Standard & Poor’s today lowered its ratings on Fairfax Financial Holdings Ltd.

This rating action follows Fairfax’s third-quarter earnings release, in which the company reported a net after-tax loss of $458 million for the quarter.

S&P says the rating action also reflects the unexpected deterioration in loss reserves at Fairfax’s two principal subsidiaries, TIG Insurance Co. and Crum & Forster Insurance Co., and the resulting lack of progress the company has made to date in the areas of reported pretax earnings excluding realized capital gains and operating cash flow.

Standard & Poor’s expects both of these measures to be negative, though significantly improved, in 2001 and, possibly, 2002.

Another area of concern is the issue of reserve adequacy. Historically and more recently, the company has recognized significant adverse loss development, particularly with the U.S. operations of Ranger Insurance Co., TIG, and C&F.
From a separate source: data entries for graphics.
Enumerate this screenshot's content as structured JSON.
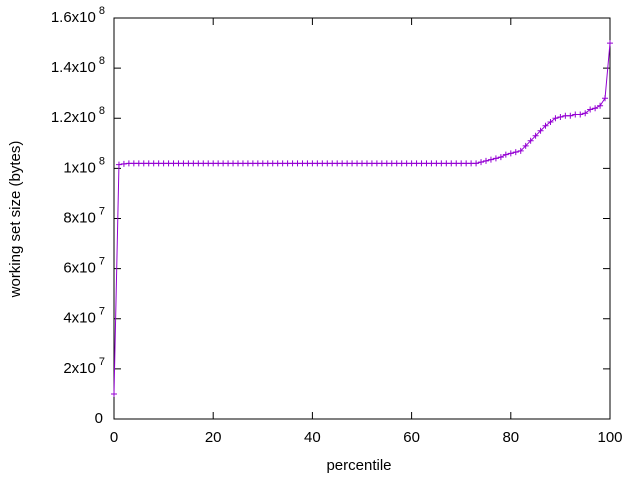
{
  "chart_data": {
    "type": "line",
    "xlabel": "percentile",
    "ylabel": "working set size (bytes)",
    "x": [
      0,
      1,
      2,
      3,
      4,
      5,
      6,
      7,
      8,
      9,
      10,
      11,
      12,
      13,
      14,
      15,
      16,
      17,
      18,
      19,
      20,
      21,
      22,
      23,
      24,
      25,
      26,
      27,
      28,
      29,
      30,
      31,
      32,
      33,
      34,
      35,
      36,
      37,
      38,
      39,
      40,
      41,
      42,
      43,
      44,
      45,
      46,
      47,
      48,
      49,
      50,
      51,
      52,
      53,
      54,
      55,
      56,
      57,
      58,
      59,
      60,
      61,
      62,
      63,
      64,
      65,
      66,
      67,
      68,
      69,
      70,
      71,
      72,
      73,
      74,
      75,
      76,
      77,
      78,
      79,
      80,
      81,
      82,
      83,
      84,
      85,
      86,
      87,
      88,
      89,
      90,
      91,
      92,
      93,
      94,
      95,
      96,
      97,
      98,
      99,
      100
    ],
    "series": [
      {
        "color": "#9400d3",
        "values": [
          10000000,
          101500000,
          101800000,
          102000000,
          102000000,
          102000000,
          102000000,
          102000000,
          102000000,
          102000000,
          102000000,
          102000000,
          102000000,
          102000000,
          102000000,
          102000000,
          102000000,
          102000000,
          102000000,
          102000000,
          102000000,
          102000000,
          102000000,
          102000000,
          102000000,
          102000000,
          102000000,
          102000000,
          102000000,
          102000000,
          102000000,
          102000000,
          102000000,
          102000000,
          102000000,
          102000000,
          102000000,
          102000000,
          102000000,
          102000000,
          102000000,
          102000000,
          102000000,
          102000000,
          102000000,
          102000000,
          102000000,
          102000000,
          102000000,
          102000000,
          102000000,
          102000000,
          102000000,
          102000000,
          102000000,
          102000000,
          102000000,
          102000000,
          102000000,
          102000000,
          102000000,
          102000000,
          102000000,
          102000000,
          102000000,
          102000000,
          102000000,
          102000000,
          102000000,
          102000000,
          102000000,
          102000000,
          102000000,
          102000000,
          102500000,
          103000000,
          103500000,
          104000000,
          104500000,
          105500000,
          106000000,
          106500000,
          107000000,
          109000000,
          111000000,
          113000000,
          115000000,
          117000000,
          118500000,
          120000000,
          120500000,
          121000000,
          121000000,
          121500000,
          121500000,
          122000000,
          123500000,
          124000000,
          125000000,
          128000000,
          150000000
        ]
      }
    ],
    "xlim": [
      0,
      100
    ],
    "xticks": [
      0,
      20,
      40,
      60,
      80,
      100
    ],
    "ylim": [
      0,
      160000000
    ],
    "yticks": [
      0,
      {
        "value": 20000000,
        "label": "2x10",
        "exponent": "7"
      },
      {
        "value": 40000000,
        "label": "4x10",
        "exponent": "7"
      },
      {
        "value": 60000000,
        "label": "6x10",
        "exponent": "7"
      },
      {
        "value": 80000000,
        "label": "8x10",
        "exponent": "7"
      },
      {
        "value": 100000000,
        "label": "1x10",
        "exponent": "8"
      },
      {
        "value": 120000000,
        "label": "1.2x10",
        "exponent": "8"
      },
      {
        "value": 140000000,
        "label": "1.4x10",
        "exponent": "8"
      },
      {
        "value": 160000000,
        "label": "1.6x10",
        "exponent": "8"
      }
    ]
  }
}
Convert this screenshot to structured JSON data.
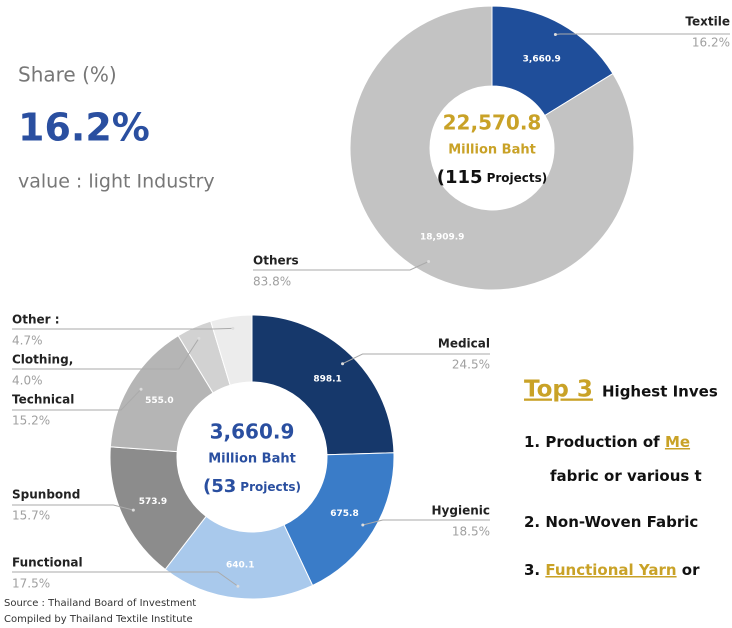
{
  "share_panel": {
    "heading": "Share (%)",
    "value": "16.2%",
    "caption": "value : light Industry"
  },
  "chart_data": [
    {
      "type": "donut",
      "categories": [
        "Textile",
        "Others"
      ],
      "values": [
        3660.9,
        18909.9
      ],
      "value_labels": [
        "3,660.9",
        "18,909.9"
      ],
      "shares": [
        16.2,
        83.8
      ],
      "share_labels": [
        "16.2%",
        "83.8%"
      ],
      "colors": [
        "#1f4e9a",
        "#c3c3c3"
      ],
      "center_value": "22,570.8",
      "center_unit": "Million Baht",
      "center_open": "(",
      "center_projects": "115",
      "center_close": "Projects)"
    },
    {
      "type": "donut",
      "categories": [
        "Medical",
        "Hygienic",
        "Functional",
        "Spunbond",
        "Technical",
        "Clothing,",
        "Other :"
      ],
      "values": [
        898.1,
        675.8,
        640.1,
        573.9,
        555.0,
        146.4,
        172.1
      ],
      "value_labels": [
        "898.1",
        "675.8",
        "640.1",
        "573.9",
        "555.0",
        null,
        null
      ],
      "shares": [
        24.5,
        18.5,
        17.5,
        15.7,
        15.2,
        4.0,
        4.7
      ],
      "share_labels": [
        "24.5%",
        "18.5%",
        "17.5%",
        "15.7%",
        "15.2%",
        "4.0%",
        "4.7%"
      ],
      "colors": [
        "#16386b",
        "#3a7cc8",
        "#a9c9ec",
        "#8c8c8c",
        "#b5b5b5",
        "#d2d2d2",
        "#ececec"
      ],
      "center_value": "3,660.9",
      "center_unit": "Million Baht",
      "center_open": "(",
      "center_projects": "53",
      "center_close": "Projects)"
    }
  ],
  "top3": {
    "highlight": "Top 3",
    "heading": "Highest Inves",
    "items": [
      [
        "1. Production of ",
        "Me"
      ],
      [
        "fabric  or various t"
      ],
      [
        "2. Non-Woven Fabric"
      ],
      [
        "3. ",
        "Functional Yarn",
        " or"
      ]
    ]
  },
  "source": [
    "Source : Thailand Board of Investment",
    "Compiled by Thailand Textile Institute"
  ]
}
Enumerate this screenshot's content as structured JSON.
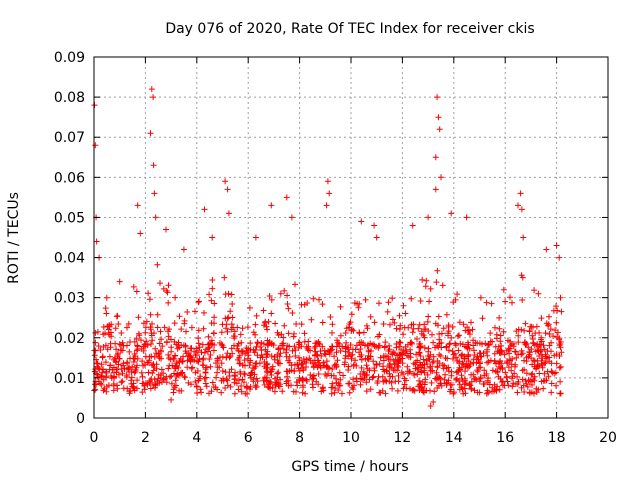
{
  "chart_data": {
    "type": "scatter",
    "title": "Day 076 of 2020, Rate Of TEC Index for receiver ckis",
    "xlabel": "GPS time / hours",
    "ylabel": "ROTI / TECUs",
    "xlim": [
      0,
      20
    ],
    "ylim": [
      0,
      0.09
    ],
    "x_ticks": [
      0,
      2,
      4,
      6,
      8,
      10,
      12,
      14,
      16,
      18,
      20
    ],
    "x_tick_labels": [
      "0",
      "2",
      "4",
      "6",
      "8",
      "10",
      "12",
      "14",
      "16",
      "18",
      "20"
    ],
    "y_ticks": [
      0,
      0.01,
      0.02,
      0.03,
      0.04,
      0.05,
      0.06,
      0.07,
      0.08,
      0.09
    ],
    "y_tick_labels": [
      "0",
      "0.01",
      "0.02",
      "0.03",
      "0.04",
      "0.05",
      "0.06",
      "0.07",
      "0.08",
      "0.09"
    ],
    "grid": true,
    "marker": "plus",
    "series_color": "#ff0000",
    "data_range": {
      "x_min": 0,
      "x_max": 18.2
    },
    "series": [
      {
        "points_sample": [
          [
            0.02,
            0.078
          ],
          [
            0.05,
            0.068
          ],
          [
            0.08,
            0.05
          ],
          [
            0.1,
            0.044
          ],
          [
            0.2,
            0.04
          ],
          [
            0.5,
            0.03
          ],
          [
            1.0,
            0.034
          ],
          [
            1.7,
            0.053
          ],
          [
            1.8,
            0.046
          ],
          [
            2.25,
            0.082
          ],
          [
            2.3,
            0.08
          ],
          [
            2.2,
            0.071
          ],
          [
            2.32,
            0.063
          ],
          [
            2.35,
            0.056
          ],
          [
            2.4,
            0.05
          ],
          [
            2.8,
            0.047
          ],
          [
            3.5,
            0.042
          ],
          [
            4.3,
            0.052
          ],
          [
            4.6,
            0.045
          ],
          [
            5.1,
            0.059
          ],
          [
            5.2,
            0.057
          ],
          [
            5.25,
            0.051
          ],
          [
            6.3,
            0.045
          ],
          [
            6.9,
            0.053
          ],
          [
            7.5,
            0.055
          ],
          [
            7.7,
            0.05
          ],
          [
            9.1,
            0.059
          ],
          [
            9.15,
            0.056
          ],
          [
            9.05,
            0.053
          ],
          [
            10.4,
            0.049
          ],
          [
            10.9,
            0.048
          ],
          [
            11.0,
            0.045
          ],
          [
            12.4,
            0.048
          ],
          [
            13.0,
            0.05
          ],
          [
            13.3,
            0.065
          ],
          [
            13.35,
            0.08
          ],
          [
            13.4,
            0.075
          ],
          [
            13.45,
            0.072
          ],
          [
            13.5,
            0.06
          ],
          [
            13.3,
            0.057
          ],
          [
            13.9,
            0.051
          ],
          [
            14.5,
            0.05
          ],
          [
            16.5,
            0.053
          ],
          [
            16.6,
            0.056
          ],
          [
            16.65,
            0.052
          ],
          [
            16.7,
            0.045
          ],
          [
            17.6,
            0.042
          ],
          [
            18.0,
            0.043
          ],
          [
            18.1,
            0.04
          ],
          [
            3.0,
            0.0045
          ],
          [
            13.1,
            0.003
          ],
          [
            13.2,
            0.004
          ],
          [
            18.15,
            0.03
          ]
        ]
      }
    ]
  }
}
Standard & Poor’s believes the frequency and severity of recent reserve adjustments raises questions about the quality of future earnings and, ultimately, the level of capitalization. Standard & Poor’s believes the organization’s ongoing efforts to improve the financial and competitive position of the franchise might be overshadowed by future adverse development in prior-year loss reserves. As a result, it could take several years before the organization is able to generate strong and consistent operating returns.